London Stock market halts White Nile trade again
By James Boxell, Financial Times
LONDON, May 28, 2005 — White Nile brought yet more confusion to Aim, the junior market, yesterday when its shares were suspended for the second time since its February flotation.
The London Stock Exchange said it had halted trading in the tiny but controversial oil exploration company – set up by Phil Edmonds, the England cricketer-turned-entrepreneur – because of “concerns about the orderliness of the market”.
The LSE’s move came after worries that short-sellers in White Nile stock would not be able to cover their positions because of its poor liquidity.

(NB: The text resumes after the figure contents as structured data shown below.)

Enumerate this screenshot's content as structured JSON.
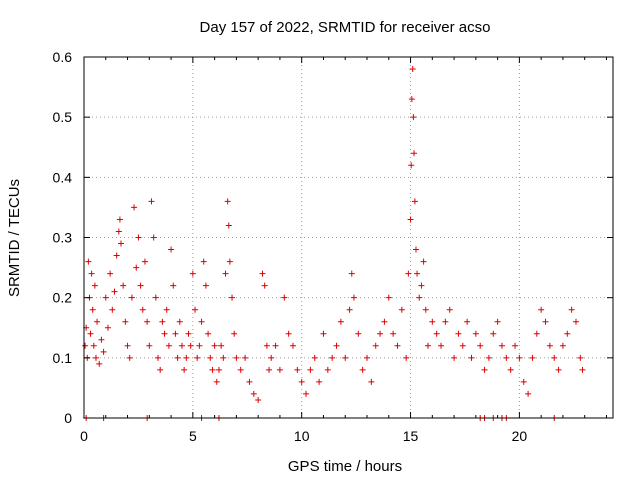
{
  "chart_data": {
    "type": "scatter",
    "title": "Day 157 of 2022, SRMTID for receiver acso",
    "xlabel": "GPS time / hours",
    "ylabel": "SRMTID / TECUs",
    "xlim": [
      0,
      24.3
    ],
    "ylim": [
      0,
      0.6
    ],
    "xticks": [
      0,
      5,
      10,
      15,
      20
    ],
    "xtick_labels": [
      "0",
      "5",
      "10",
      "15",
      "20"
    ],
    "yticks": [
      0,
      0.1,
      0.2,
      0.3,
      0.4,
      0.5,
      0.6
    ],
    "ytick_labels": [
      "0",
      "0.1",
      "0.2",
      "0.3",
      "0.4",
      "0.5",
      "0.6"
    ],
    "grid": true,
    "marker": "plus",
    "color": "#e00000",
    "series": [
      {
        "name": "SRMTID",
        "points": [
          [
            0.05,
            0.12
          ],
          [
            0.1,
            0.15
          ],
          [
            0.15,
            0.1
          ],
          [
            0.2,
            0.26
          ],
          [
            0.25,
            0.2
          ],
          [
            0.3,
            0.14
          ],
          [
            0.35,
            0.24
          ],
          [
            0.4,
            0.18
          ],
          [
            0.45,
            0.12
          ],
          [
            0.5,
            0.22
          ],
          [
            0.55,
            0.1
          ],
          [
            0.6,
            0.16
          ],
          [
            0.7,
            0.09
          ],
          [
            0.8,
            0.13
          ],
          [
            0.9,
            0.11
          ],
          [
            1.0,
            0.2
          ],
          [
            1.1,
            0.15
          ],
          [
            1.2,
            0.24
          ],
          [
            1.3,
            0.18
          ],
          [
            1.4,
            0.21
          ],
          [
            1.5,
            0.27
          ],
          [
            1.6,
            0.31
          ],
          [
            1.65,
            0.33
          ],
          [
            1.7,
            0.29
          ],
          [
            1.8,
            0.22
          ],
          [
            1.9,
            0.16
          ],
          [
            2.0,
            0.12
          ],
          [
            2.1,
            0.1
          ],
          [
            2.2,
            0.2
          ],
          [
            2.3,
            0.35
          ],
          [
            2.4,
            0.25
          ],
          [
            2.5,
            0.3
          ],
          [
            2.6,
            0.22
          ],
          [
            2.7,
            0.18
          ],
          [
            2.8,
            0.26
          ],
          [
            2.9,
            0.16
          ],
          [
            3.0,
            0.12
          ],
          [
            3.1,
            0.36
          ],
          [
            3.2,
            0.3
          ],
          [
            3.3,
            0.2
          ],
          [
            3.4,
            0.1
          ],
          [
            3.5,
            0.08
          ],
          [
            3.6,
            0.16
          ],
          [
            3.7,
            0.14
          ],
          [
            3.8,
            0.18
          ],
          [
            3.9,
            0.12
          ],
          [
            4.0,
            0.28
          ],
          [
            4.1,
            0.22
          ],
          [
            4.2,
            0.14
          ],
          [
            4.3,
            0.1
          ],
          [
            4.4,
            0.16
          ],
          [
            4.5,
            0.12
          ],
          [
            4.6,
            0.08
          ],
          [
            4.7,
            0.1
          ],
          [
            4.8,
            0.14
          ],
          [
            4.9,
            0.12
          ],
          [
            5.0,
            0.24
          ],
          [
            5.1,
            0.18
          ],
          [
            5.2,
            0.1
          ],
          [
            5.3,
            0.12
          ],
          [
            5.4,
            0.16
          ],
          [
            5.5,
            0.26
          ],
          [
            5.6,
            0.22
          ],
          [
            5.7,
            0.14
          ],
          [
            5.8,
            0.1
          ],
          [
            5.9,
            0.08
          ],
          [
            6.0,
            0.12
          ],
          [
            6.1,
            0.06
          ],
          [
            6.2,
            0.08
          ],
          [
            6.3,
            0.12
          ],
          [
            6.4,
            0.1
          ],
          [
            6.5,
            0.24
          ],
          [
            6.6,
            0.36
          ],
          [
            6.65,
            0.32
          ],
          [
            6.7,
            0.26
          ],
          [
            6.8,
            0.2
          ],
          [
            6.9,
            0.14
          ],
          [
            7.0,
            0.1
          ],
          [
            7.2,
            0.08
          ],
          [
            7.4,
            0.1
          ],
          [
            7.6,
            0.06
          ],
          [
            7.8,
            0.04
          ],
          [
            8.0,
            0.03
          ],
          [
            8.2,
            0.24
          ],
          [
            8.3,
            0.22
          ],
          [
            8.4,
            0.12
          ],
          [
            8.5,
            0.08
          ],
          [
            8.6,
            0.1
          ],
          [
            8.8,
            0.12
          ],
          [
            9.0,
            0.08
          ],
          [
            9.2,
            0.2
          ],
          [
            9.4,
            0.14
          ],
          [
            9.6,
            0.12
          ],
          [
            9.8,
            0.08
          ],
          [
            10.0,
            0.06
          ],
          [
            10.2,
            0.04
          ],
          [
            10.4,
            0.08
          ],
          [
            10.6,
            0.1
          ],
          [
            10.8,
            0.06
          ],
          [
            11.0,
            0.14
          ],
          [
            11.2,
            0.08
          ],
          [
            11.4,
            0.1
          ],
          [
            11.6,
            0.12
          ],
          [
            11.8,
            0.16
          ],
          [
            12.0,
            0.1
          ],
          [
            12.2,
            0.18
          ],
          [
            12.3,
            0.24
          ],
          [
            12.4,
            0.2
          ],
          [
            12.6,
            0.14
          ],
          [
            12.8,
            0.08
          ],
          [
            13.0,
            0.1
          ],
          [
            13.2,
            0.06
          ],
          [
            13.4,
            0.12
          ],
          [
            13.6,
            0.14
          ],
          [
            13.8,
            0.16
          ],
          [
            14.0,
            0.2
          ],
          [
            14.2,
            0.14
          ],
          [
            14.4,
            0.12
          ],
          [
            14.6,
            0.18
          ],
          [
            14.8,
            0.1
          ],
          [
            14.9,
            0.24
          ],
          [
            15.0,
            0.33
          ],
          [
            15.03,
            0.42
          ],
          [
            15.06,
            0.53
          ],
          [
            15.1,
            0.58
          ],
          [
            15.13,
            0.5
          ],
          [
            15.16,
            0.44
          ],
          [
            15.2,
            0.36
          ],
          [
            15.25,
            0.28
          ],
          [
            15.3,
            0.24
          ],
          [
            15.4,
            0.2
          ],
          [
            15.5,
            0.22
          ],
          [
            15.6,
            0.26
          ],
          [
            15.7,
            0.18
          ],
          [
            15.8,
            0.12
          ],
          [
            16.0,
            0.16
          ],
          [
            16.2,
            0.14
          ],
          [
            16.4,
            0.12
          ],
          [
            16.6,
            0.16
          ],
          [
            16.8,
            0.18
          ],
          [
            17.0,
            0.1
          ],
          [
            17.2,
            0.14
          ],
          [
            17.4,
            0.12
          ],
          [
            17.6,
            0.16
          ],
          [
            17.8,
            0.1
          ],
          [
            18.0,
            0.14
          ],
          [
            18.2,
            0.12
          ],
          [
            18.4,
            0.08
          ],
          [
            18.6,
            0.1
          ],
          [
            18.8,
            0.14
          ],
          [
            19.0,
            0.16
          ],
          [
            19.2,
            0.12
          ],
          [
            19.4,
            0.1
          ],
          [
            19.6,
            0.08
          ],
          [
            19.8,
            0.12
          ],
          [
            20.0,
            0.1
          ],
          [
            20.2,
            0.06
          ],
          [
            20.4,
            0.04
          ],
          [
            20.6,
            0.1
          ],
          [
            20.8,
            0.14
          ],
          [
            21.0,
            0.18
          ],
          [
            21.2,
            0.16
          ],
          [
            21.4,
            0.12
          ],
          [
            21.6,
            0.1
          ],
          [
            21.8,
            0.08
          ],
          [
            22.0,
            0.12
          ],
          [
            22.2,
            0.14
          ],
          [
            22.4,
            0.18
          ],
          [
            22.6,
            0.16
          ],
          [
            22.8,
            0.1
          ],
          [
            22.9,
            0.08
          ],
          [
            0.1,
            0.0
          ],
          [
            0.9,
            0.0
          ],
          [
            2.9,
            0.0
          ],
          [
            5.4,
            0.0
          ],
          [
            6.2,
            0.0
          ],
          [
            18.2,
            0.0
          ],
          [
            18.4,
            0.0
          ],
          [
            18.8,
            0.0
          ],
          [
            19.2,
            0.0
          ],
          [
            19.4,
            0.0
          ],
          [
            21.6,
            0.0
          ]
        ]
      }
    ]
  }
}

The company said yesterday it was planning a share placing to improve liquidity and raise funds for a disputed oil exploration deal with the former rebels of southern Sudan.
White Nile’s previous suspension was only lifted on Monday after it reassured regulators about the deal.
The company listed as a cash shell on Aim in February at 10p a share, but its market value rose to 138p in just five days when it emerged it was in talks with the fledgling government of south Sudan about an oil block known as Ba.
The meteoric rise, dubbed “White Nile fever”, led to worries that a bubble had emerged in the market for small oil, gas and mining stocks.
Total of France disputes White Nile’s claim on the block and says it has drilling rights at the concession, based on an agreement made with the northern Sudanese government in Khartoum in the 1970s.
White Nile’s institutional shareholders own almost 60 per cent of its shares. Mr Edmonds, chairman, and co-founder Andrew Groves, own almost 20 per cent and are locked into the company until February next year.
White Nile plans to give Nile Petroleum, south Sudan’s state oil company, a 50 per cent stake in the company in return for the 60 per cent interest in Block Ba.
White Nile’s shares, which rose as high as 174p yesterday, were suspended at 141p, up 15p or 12 per cent on the day. The shares had refloated at 138½p on Monday.